Now we can compute $f_{R_8}(r)$. We notice first that the integral is zero except when $9.6<u<10-r$, so: \begin{align*} f_{R_8}(r)&=56\int_{9.6}^{10-r}(2.5(u+r)-24-2.5u+24)^6 2.5^2\,du\\ &=56\cdot(2.5)^8 r^6\int_{9.6}^{10-r}du \\ &=56\cdot(2.5)^8 r^6(0.4-r).\end{align*} Integrating $f_{R_8}$ from $0$ to $0.1$ gives $0.00038$ as WolframAlpha confirms.

Now, this does not agree with \begin{align*}P(X_{(1)}>9.8,X_{(8)}<9.9)&=P(X_1\in (9.8,9.9),\ldots,X_8\in (9.8,9.9))\\ &=P(X_1\in (9.8,9.9))^8 \\ &=\frac14^8\approx 0.000015\end{align*}Where did I go wrong?

 

[Orodruin]

By computing the integral of the range density function, you seem to be computing the probability that the range is less than 0.1, but this is not the sought probability.

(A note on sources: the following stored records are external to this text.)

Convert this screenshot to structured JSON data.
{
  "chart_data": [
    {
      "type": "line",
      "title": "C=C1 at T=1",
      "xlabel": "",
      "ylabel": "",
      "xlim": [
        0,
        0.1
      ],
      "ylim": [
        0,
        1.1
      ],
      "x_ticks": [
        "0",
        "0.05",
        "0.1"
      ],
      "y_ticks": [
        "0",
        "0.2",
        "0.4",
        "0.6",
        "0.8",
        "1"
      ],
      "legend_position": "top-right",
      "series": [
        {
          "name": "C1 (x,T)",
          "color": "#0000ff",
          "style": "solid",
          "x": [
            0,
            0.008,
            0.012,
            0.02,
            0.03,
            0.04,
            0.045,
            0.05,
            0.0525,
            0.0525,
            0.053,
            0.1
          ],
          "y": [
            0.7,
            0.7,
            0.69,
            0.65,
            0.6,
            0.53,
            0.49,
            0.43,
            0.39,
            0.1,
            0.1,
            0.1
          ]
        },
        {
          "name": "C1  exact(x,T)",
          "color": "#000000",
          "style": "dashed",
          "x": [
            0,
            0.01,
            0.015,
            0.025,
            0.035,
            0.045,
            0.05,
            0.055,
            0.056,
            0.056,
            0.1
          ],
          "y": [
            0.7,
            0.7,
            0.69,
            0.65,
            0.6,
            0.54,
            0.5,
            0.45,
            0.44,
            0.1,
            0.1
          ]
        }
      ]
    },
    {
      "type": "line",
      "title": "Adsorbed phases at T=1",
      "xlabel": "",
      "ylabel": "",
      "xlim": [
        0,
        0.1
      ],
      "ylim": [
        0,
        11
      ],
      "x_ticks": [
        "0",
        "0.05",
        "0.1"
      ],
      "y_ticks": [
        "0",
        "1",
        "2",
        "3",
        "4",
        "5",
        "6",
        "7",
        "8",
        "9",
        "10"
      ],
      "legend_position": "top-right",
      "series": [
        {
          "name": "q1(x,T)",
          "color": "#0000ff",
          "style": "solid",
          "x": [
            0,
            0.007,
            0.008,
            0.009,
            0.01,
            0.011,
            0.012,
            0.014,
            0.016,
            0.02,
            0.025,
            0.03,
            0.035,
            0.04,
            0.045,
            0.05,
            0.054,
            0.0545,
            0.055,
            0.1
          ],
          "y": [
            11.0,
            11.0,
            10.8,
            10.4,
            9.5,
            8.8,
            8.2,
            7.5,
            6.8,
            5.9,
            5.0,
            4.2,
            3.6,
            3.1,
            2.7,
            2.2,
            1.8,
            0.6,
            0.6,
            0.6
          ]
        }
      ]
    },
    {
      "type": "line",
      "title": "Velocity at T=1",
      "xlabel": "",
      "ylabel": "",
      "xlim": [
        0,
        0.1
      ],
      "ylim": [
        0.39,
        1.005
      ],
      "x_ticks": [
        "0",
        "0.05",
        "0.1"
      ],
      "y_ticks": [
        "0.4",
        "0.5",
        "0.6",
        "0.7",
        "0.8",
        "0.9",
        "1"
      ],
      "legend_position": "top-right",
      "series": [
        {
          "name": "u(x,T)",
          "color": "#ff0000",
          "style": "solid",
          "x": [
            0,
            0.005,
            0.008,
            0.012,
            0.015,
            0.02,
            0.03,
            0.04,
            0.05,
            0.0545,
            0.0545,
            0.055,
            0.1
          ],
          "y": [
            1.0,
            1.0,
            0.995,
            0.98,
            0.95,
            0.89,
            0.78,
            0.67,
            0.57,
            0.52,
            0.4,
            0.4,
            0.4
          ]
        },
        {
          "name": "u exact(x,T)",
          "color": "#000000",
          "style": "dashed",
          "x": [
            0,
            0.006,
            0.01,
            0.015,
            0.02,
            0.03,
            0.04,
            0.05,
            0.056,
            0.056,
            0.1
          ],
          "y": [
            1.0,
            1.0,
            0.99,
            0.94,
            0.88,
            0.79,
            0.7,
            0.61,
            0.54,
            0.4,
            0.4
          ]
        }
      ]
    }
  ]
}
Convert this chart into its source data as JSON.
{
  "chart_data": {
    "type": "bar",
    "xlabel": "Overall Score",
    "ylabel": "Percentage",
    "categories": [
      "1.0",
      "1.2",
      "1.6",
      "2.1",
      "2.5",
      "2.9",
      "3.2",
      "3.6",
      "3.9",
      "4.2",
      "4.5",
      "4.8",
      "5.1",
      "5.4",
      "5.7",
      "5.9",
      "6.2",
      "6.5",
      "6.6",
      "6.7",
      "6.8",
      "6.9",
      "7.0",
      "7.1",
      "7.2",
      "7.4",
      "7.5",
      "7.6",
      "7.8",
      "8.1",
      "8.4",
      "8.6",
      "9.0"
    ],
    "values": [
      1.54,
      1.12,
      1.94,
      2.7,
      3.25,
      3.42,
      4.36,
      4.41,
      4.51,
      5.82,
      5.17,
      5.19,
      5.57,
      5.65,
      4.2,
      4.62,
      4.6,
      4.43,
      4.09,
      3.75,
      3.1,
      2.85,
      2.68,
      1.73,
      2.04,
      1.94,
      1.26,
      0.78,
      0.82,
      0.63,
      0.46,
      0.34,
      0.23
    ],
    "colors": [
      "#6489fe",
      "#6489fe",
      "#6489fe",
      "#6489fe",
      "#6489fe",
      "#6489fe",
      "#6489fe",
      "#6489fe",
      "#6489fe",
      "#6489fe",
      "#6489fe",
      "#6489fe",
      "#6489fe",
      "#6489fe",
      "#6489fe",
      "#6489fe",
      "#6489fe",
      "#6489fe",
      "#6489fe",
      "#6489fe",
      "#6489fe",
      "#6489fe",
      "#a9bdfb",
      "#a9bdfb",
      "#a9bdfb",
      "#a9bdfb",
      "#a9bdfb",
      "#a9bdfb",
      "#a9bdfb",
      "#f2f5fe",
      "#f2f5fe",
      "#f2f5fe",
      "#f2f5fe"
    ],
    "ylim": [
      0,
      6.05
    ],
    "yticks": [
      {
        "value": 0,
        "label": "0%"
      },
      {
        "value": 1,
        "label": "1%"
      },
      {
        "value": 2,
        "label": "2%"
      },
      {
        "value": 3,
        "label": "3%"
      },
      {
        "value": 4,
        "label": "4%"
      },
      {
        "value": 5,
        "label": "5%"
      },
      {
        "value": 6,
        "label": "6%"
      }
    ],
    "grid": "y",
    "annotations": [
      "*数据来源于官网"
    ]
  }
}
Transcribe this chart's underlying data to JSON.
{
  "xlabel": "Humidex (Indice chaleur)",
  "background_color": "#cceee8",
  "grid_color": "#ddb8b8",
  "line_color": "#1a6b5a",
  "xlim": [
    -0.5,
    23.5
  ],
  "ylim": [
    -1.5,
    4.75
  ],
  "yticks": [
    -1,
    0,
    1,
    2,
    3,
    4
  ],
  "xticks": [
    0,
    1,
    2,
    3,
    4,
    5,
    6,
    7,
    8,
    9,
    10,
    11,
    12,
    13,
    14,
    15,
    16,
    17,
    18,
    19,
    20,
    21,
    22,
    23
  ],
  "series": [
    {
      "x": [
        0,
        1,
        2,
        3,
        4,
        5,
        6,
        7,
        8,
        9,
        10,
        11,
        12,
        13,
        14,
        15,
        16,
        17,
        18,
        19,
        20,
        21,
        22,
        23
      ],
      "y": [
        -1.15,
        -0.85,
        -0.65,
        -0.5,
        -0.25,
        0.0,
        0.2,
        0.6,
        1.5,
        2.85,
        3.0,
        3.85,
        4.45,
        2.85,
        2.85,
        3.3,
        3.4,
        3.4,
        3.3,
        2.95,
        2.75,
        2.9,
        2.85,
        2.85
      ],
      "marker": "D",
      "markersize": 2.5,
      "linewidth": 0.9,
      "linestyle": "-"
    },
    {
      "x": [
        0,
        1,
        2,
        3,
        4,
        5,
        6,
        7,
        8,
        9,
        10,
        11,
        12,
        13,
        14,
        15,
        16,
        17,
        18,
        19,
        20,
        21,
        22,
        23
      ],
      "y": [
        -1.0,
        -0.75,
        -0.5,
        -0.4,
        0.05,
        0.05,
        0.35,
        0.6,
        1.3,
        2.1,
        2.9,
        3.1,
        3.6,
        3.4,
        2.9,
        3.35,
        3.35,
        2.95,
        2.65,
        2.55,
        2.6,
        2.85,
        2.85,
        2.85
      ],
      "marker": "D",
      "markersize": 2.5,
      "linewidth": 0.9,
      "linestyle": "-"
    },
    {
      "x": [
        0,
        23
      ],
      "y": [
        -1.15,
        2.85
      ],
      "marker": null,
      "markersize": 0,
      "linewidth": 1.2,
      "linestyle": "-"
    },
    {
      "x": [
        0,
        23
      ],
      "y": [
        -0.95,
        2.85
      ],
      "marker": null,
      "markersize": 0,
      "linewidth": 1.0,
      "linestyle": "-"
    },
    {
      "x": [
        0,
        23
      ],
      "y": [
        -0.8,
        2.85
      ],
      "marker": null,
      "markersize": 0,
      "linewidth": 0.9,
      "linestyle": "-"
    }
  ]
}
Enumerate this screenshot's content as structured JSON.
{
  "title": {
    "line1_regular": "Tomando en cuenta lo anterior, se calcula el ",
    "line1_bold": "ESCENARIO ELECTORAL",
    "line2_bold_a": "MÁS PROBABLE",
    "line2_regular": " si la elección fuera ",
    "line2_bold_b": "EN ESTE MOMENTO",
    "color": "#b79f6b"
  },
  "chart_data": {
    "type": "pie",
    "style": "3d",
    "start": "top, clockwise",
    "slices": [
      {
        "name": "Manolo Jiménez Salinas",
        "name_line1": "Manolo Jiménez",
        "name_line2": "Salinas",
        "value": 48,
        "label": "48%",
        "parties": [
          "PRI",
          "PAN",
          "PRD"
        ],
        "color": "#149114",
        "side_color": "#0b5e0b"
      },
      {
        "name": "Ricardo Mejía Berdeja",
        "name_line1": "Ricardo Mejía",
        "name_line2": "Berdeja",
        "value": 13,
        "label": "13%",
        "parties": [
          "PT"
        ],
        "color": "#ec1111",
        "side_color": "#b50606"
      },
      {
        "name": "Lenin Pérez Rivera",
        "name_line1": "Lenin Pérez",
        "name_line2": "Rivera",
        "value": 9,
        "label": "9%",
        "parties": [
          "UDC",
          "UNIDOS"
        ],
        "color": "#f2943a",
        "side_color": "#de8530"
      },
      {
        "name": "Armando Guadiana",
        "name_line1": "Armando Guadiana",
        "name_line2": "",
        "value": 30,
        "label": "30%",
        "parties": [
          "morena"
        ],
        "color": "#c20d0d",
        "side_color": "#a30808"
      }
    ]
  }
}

There are outcomes that satisfy this but do not satisfy the required condition of all runners in the interval (9.8,9.9), such as all runners running exactly 9.7 (which would make range zero but not satisfy all runners in the required interval).

 

[Orodruin]

In a stroke of coincidence, the Olympic final saw all 8 runners ending up with times in the interval (9.79,9.91). Close enough?

I’m going to call p<0.05 on ruling out the suggested distribution of times at 95% CL

Edit: This is what a tight race looks like:

 

[Vanadium 50]

In a stroke of coincidence

Sure they didn't do this just for you?